Algorithms from zero
Graphs: free-recall review
Retrieval beats re-reading. For each prompt, say or write a full answer from memory before you open the model answer — the effort of recall is what makes the material stick.
Reconstruct the unit’s core mechanisms — representation tradeoffs, BFS vs DFS, topological sort, Dijkstra’s settle invariant, and union-find’s amortized bound — without looking back at the lessons.
- 01When do you choose an adjacency list over an adjacency matrix, and what does each cost?
- 02BFS and DFS both run in O(V + E). When does the order matter, and what does each give you?

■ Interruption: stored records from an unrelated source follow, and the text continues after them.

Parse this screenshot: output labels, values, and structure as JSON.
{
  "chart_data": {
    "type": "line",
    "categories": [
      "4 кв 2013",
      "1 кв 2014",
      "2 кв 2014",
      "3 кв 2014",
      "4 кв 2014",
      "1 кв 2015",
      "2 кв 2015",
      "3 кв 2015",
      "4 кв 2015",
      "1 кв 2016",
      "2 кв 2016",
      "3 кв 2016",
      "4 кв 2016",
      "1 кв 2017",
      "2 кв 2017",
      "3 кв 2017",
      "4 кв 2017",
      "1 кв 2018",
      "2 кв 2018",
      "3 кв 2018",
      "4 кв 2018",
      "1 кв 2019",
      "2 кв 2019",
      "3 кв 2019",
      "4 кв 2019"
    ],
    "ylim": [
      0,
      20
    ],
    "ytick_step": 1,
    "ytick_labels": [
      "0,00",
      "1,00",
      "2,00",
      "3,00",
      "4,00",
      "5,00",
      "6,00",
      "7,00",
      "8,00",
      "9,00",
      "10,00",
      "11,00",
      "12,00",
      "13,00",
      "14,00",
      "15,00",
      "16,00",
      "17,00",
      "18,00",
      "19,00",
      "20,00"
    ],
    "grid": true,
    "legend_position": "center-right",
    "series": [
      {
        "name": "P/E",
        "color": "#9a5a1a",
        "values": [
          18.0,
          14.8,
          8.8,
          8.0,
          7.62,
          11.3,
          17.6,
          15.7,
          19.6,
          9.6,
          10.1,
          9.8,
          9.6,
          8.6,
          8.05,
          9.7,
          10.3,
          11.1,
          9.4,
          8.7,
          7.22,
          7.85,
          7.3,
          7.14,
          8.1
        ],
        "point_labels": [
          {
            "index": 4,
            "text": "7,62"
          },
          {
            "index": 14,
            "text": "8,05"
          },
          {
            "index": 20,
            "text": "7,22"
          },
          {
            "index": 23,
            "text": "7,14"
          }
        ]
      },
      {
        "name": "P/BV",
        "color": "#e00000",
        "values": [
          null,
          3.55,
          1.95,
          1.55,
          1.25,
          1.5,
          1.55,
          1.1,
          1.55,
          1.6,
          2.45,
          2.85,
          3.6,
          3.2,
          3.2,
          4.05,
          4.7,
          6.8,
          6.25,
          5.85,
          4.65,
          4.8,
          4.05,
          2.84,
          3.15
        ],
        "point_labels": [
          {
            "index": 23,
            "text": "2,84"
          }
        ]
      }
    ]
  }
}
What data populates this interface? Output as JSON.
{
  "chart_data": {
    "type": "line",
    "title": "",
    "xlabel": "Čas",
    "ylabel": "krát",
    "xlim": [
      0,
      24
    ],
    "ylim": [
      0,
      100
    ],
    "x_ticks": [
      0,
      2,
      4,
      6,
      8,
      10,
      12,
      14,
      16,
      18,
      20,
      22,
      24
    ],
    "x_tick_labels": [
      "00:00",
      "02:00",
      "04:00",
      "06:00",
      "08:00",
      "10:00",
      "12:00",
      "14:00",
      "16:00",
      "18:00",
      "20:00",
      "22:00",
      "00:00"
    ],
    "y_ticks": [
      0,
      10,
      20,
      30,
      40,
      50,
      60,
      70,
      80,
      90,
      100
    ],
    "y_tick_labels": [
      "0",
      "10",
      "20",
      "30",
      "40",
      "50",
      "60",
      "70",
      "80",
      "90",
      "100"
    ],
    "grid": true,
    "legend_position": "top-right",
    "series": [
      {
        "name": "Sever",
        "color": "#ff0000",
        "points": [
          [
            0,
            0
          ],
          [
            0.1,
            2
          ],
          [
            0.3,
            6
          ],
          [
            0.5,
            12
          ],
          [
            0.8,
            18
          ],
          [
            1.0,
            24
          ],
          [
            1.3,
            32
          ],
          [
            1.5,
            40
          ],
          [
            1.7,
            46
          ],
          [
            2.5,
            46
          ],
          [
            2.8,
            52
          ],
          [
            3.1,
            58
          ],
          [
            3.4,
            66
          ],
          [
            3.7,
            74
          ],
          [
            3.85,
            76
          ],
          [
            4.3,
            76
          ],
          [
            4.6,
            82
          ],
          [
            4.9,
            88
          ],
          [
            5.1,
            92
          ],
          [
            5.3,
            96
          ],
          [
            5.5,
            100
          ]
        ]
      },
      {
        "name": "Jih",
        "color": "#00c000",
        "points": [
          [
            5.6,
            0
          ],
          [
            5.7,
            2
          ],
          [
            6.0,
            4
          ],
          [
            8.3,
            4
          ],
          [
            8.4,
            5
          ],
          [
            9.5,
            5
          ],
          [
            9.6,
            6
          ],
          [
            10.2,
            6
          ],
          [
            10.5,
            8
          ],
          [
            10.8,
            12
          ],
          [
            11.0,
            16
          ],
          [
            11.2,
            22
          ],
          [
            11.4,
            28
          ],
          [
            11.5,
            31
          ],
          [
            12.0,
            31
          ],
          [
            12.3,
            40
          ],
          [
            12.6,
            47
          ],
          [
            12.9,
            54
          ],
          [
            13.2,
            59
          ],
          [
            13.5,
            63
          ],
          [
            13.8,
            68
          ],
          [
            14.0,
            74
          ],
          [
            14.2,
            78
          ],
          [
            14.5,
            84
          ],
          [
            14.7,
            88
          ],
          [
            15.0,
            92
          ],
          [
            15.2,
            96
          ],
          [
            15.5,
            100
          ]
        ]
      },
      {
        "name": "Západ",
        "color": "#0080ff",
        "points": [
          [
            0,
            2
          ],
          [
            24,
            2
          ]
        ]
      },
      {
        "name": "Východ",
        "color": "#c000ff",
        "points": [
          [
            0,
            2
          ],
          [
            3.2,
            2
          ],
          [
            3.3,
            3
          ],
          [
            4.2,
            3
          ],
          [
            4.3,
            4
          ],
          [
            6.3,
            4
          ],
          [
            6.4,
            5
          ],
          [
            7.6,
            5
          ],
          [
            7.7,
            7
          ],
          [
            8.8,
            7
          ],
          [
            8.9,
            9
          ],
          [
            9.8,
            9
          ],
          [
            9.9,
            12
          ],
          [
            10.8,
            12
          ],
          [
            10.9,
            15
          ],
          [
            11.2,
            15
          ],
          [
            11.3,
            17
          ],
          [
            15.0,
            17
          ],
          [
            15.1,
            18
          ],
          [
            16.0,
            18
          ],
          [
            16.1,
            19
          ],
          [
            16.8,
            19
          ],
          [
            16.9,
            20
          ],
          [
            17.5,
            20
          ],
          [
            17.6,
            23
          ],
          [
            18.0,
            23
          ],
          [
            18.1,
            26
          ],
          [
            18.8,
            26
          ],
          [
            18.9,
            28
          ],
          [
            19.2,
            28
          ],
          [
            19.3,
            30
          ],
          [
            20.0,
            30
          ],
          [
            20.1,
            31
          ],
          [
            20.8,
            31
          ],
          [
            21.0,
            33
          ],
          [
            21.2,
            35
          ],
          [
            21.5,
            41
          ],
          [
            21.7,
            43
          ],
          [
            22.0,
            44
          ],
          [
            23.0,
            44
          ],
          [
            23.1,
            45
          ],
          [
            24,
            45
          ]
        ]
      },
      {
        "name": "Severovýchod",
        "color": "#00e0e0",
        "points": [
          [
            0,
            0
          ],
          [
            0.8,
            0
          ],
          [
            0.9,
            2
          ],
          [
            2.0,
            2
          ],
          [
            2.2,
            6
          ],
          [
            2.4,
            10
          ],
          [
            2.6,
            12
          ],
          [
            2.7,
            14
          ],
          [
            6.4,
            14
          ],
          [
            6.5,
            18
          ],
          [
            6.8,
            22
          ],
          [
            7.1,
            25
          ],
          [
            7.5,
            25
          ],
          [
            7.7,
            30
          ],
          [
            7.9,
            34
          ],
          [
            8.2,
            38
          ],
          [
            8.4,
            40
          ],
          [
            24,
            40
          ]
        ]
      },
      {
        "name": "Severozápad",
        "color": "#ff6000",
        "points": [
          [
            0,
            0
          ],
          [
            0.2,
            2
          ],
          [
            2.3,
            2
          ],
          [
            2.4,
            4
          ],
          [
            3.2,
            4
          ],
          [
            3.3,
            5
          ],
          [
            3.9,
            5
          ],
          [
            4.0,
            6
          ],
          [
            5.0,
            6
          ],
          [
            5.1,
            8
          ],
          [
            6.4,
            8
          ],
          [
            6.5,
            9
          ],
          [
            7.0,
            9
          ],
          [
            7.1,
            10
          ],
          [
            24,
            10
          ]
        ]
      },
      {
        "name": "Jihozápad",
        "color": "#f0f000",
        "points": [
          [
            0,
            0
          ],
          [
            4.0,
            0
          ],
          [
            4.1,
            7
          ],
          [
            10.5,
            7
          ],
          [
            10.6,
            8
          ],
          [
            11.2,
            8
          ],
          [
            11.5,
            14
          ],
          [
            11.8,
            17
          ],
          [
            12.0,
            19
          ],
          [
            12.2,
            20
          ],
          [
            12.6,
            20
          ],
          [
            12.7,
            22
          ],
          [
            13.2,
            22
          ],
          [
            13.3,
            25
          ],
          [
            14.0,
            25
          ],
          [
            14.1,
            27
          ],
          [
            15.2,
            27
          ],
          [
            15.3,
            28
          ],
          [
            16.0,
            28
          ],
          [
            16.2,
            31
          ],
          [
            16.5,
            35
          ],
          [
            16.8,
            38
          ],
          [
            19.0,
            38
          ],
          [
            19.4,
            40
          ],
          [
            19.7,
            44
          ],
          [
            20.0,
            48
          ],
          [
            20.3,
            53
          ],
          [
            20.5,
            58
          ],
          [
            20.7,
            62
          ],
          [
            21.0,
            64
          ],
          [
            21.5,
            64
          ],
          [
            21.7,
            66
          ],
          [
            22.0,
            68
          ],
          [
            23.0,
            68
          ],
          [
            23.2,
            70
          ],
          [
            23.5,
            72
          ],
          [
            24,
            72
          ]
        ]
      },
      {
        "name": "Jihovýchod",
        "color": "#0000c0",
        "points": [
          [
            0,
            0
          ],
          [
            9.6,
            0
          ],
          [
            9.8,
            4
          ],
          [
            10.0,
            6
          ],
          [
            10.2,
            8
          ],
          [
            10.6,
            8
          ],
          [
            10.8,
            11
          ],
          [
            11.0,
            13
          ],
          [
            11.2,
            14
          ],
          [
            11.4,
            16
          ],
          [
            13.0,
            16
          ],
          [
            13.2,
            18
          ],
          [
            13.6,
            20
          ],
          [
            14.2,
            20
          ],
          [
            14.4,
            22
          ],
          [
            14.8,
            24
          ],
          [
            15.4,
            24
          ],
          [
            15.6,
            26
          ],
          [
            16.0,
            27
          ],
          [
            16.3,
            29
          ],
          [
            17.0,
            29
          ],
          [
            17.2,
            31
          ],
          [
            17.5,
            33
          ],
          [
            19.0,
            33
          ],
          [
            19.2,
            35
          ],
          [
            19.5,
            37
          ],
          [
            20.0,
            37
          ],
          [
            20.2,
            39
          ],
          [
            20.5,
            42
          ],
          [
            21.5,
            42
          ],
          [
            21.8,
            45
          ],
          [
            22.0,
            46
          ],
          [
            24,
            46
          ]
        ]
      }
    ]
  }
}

- 03What is a topological order, when does it exist, and how do the two algorithms detect a cycle?
- 04State Dijkstra's settle invariant and explain exactly why it fails with a negative edge.
- 05Why is union-find's amortized cost O(alpha(n)) and not true O(1) or O(log n)?
- 06Connected components can be found with BFS/DFS or with union-find. When do you reach for each?
If you could reconstruct each answer from memory, you hold the unit’s spine: representation tradeoffs (list for sparse, matrix for dense or O(1) lookup), BFS for fewest-edge paths and DFS for depth and ordering, topological sort with built-in cycle detection, Dijkstra’s settle invariant and why non-negative weights are mandatory, and union-find’s amortized O(alpha(n)) for dynamic connectivity. The recurring lesson is to match the algorithm to the problem’s shape before coding.